"
As he ended, Abdel-Hassan, quivering through his aged frame,
Asked, in accents slow and broken, "Knowest thou that master's name?"
"He was known as Abdel-Hassan, famed for wealth and power and pride;
But the proud have often fallen, and, as he, the great have died!"
Then, upon the ground before them, prostrate Abdel-Hassan fell,
With his aged hands extended, trembling, to the lonely well,--
And the sacred soil beneath him cast upon his hoary head,--
Named the servants and the camels,--summoned Haroun from the dead,--
Clutched the unconscious palms around him, as if they were living men,--
And before him, in their order, rose his buried train again.
Moved by pity, spake the stranger, bending o'er him in his grief:--
"What affects the man of sorrow? Speak,--for speaking is relief."

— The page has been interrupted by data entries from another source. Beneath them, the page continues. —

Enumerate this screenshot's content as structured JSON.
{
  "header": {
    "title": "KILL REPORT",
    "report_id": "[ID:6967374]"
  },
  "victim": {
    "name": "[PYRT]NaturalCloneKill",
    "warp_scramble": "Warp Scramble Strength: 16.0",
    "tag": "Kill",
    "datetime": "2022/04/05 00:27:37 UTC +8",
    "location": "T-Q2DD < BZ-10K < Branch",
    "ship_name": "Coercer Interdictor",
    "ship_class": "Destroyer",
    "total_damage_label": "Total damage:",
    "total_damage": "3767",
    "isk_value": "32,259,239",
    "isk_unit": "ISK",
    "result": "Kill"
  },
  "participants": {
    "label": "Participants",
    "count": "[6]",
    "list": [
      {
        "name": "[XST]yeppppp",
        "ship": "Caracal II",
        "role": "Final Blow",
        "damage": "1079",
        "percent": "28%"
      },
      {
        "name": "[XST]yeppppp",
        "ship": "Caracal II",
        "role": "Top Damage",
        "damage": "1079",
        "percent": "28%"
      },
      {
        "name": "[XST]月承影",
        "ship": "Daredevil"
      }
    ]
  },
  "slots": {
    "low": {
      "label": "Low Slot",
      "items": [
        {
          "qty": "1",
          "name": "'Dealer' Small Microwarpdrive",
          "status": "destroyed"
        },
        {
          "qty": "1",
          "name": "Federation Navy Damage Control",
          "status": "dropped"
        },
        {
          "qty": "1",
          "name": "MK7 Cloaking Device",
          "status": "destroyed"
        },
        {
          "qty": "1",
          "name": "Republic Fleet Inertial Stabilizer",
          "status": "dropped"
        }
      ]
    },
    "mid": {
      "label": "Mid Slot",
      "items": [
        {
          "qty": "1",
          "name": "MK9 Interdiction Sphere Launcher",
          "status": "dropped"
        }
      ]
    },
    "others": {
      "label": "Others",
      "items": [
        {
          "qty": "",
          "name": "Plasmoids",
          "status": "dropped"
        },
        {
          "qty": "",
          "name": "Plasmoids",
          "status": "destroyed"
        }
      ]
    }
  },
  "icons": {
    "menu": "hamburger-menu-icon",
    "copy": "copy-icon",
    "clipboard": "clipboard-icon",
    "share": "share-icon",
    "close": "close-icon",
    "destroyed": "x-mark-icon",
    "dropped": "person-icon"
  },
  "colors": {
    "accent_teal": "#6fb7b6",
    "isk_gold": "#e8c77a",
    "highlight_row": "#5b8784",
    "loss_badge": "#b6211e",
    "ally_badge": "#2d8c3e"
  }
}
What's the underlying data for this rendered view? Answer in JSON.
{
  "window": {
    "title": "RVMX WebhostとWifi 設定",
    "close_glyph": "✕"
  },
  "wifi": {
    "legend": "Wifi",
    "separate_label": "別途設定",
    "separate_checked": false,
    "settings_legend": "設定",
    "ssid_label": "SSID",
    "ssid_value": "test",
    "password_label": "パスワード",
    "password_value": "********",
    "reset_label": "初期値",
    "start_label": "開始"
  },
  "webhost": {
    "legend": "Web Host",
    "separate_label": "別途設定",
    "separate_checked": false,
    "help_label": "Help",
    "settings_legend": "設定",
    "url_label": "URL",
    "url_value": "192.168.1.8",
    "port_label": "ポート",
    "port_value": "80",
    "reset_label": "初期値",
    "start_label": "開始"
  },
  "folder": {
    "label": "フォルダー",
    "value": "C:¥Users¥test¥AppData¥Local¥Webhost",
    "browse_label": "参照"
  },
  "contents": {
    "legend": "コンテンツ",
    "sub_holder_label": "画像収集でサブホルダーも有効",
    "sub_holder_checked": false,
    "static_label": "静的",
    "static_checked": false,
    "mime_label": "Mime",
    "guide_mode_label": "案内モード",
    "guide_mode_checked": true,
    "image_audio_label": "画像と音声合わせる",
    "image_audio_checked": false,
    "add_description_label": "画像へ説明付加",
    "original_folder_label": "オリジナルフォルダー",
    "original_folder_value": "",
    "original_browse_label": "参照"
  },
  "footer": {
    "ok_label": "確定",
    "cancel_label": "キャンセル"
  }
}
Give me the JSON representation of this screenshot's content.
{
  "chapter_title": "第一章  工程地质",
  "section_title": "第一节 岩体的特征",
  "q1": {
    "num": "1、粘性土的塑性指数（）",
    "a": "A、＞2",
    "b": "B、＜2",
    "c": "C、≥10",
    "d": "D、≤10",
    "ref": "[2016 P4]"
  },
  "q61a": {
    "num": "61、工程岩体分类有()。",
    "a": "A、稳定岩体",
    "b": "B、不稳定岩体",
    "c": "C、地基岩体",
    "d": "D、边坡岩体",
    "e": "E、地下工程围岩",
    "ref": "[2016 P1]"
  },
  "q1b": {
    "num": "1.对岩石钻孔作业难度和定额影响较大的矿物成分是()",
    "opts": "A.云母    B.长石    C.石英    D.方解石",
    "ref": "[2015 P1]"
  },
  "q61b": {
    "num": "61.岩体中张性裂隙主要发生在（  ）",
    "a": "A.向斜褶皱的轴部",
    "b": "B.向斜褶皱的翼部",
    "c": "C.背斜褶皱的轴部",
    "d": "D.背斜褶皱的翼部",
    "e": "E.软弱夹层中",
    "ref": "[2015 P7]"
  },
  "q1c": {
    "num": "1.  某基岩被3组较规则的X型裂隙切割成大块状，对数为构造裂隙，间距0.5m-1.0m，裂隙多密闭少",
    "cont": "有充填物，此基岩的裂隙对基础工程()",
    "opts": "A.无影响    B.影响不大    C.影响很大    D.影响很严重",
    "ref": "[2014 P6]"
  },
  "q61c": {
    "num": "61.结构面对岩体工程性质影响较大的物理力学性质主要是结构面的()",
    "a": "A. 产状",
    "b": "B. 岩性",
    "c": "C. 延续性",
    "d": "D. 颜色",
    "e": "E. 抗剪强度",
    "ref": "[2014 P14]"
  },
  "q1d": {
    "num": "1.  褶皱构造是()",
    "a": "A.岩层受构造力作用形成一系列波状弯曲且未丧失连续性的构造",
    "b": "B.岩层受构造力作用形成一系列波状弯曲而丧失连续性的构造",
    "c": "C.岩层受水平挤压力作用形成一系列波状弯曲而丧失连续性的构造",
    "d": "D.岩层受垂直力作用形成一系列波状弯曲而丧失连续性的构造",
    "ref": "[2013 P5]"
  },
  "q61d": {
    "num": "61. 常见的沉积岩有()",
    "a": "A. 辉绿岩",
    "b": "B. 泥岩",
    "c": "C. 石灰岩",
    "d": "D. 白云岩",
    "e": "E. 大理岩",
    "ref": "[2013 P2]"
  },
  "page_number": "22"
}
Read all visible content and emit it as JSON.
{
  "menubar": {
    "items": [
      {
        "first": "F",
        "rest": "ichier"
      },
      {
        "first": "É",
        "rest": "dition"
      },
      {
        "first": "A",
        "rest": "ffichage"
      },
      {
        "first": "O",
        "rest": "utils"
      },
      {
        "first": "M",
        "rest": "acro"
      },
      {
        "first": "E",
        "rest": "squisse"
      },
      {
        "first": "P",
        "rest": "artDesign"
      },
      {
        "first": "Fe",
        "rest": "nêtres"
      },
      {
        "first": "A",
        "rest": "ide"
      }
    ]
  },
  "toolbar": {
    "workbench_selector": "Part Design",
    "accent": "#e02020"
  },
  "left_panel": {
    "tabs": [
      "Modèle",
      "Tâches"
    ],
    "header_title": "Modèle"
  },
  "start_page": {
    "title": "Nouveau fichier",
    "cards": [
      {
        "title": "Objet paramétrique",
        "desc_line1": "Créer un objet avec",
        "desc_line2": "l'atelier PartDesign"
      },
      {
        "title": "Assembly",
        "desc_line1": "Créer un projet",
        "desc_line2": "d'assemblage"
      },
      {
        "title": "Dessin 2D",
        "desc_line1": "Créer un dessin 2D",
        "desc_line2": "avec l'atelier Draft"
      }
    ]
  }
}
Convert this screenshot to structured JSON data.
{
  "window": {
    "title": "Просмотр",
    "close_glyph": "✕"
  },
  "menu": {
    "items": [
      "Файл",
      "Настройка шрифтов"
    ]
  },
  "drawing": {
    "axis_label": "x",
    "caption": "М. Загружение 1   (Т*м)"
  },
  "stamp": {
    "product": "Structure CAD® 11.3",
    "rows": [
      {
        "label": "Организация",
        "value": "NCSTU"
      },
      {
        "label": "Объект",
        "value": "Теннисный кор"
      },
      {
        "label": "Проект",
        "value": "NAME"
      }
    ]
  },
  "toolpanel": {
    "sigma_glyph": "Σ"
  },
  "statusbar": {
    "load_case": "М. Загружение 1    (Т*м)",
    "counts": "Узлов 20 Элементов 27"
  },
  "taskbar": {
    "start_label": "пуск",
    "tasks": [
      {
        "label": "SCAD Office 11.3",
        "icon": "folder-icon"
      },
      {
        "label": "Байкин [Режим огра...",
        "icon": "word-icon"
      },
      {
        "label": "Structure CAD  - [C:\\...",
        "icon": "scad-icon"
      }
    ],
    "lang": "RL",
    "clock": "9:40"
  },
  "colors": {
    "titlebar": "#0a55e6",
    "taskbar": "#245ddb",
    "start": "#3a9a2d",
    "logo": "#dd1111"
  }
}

Then he answered, rising slowly to that aged stranger's knee,--
"Thou beholdest Abdel-Hassan! They were mine, and I am he!"
Wondering, stood they all around him, and a reverent silence kept,
While, amidst them, Abdel-Hassan lifted up his voice and wept.
Joy and grief, and faith and triumph, mingled in his flowing tears;
Refluent on his patient spirit rolled the tide of sixty years.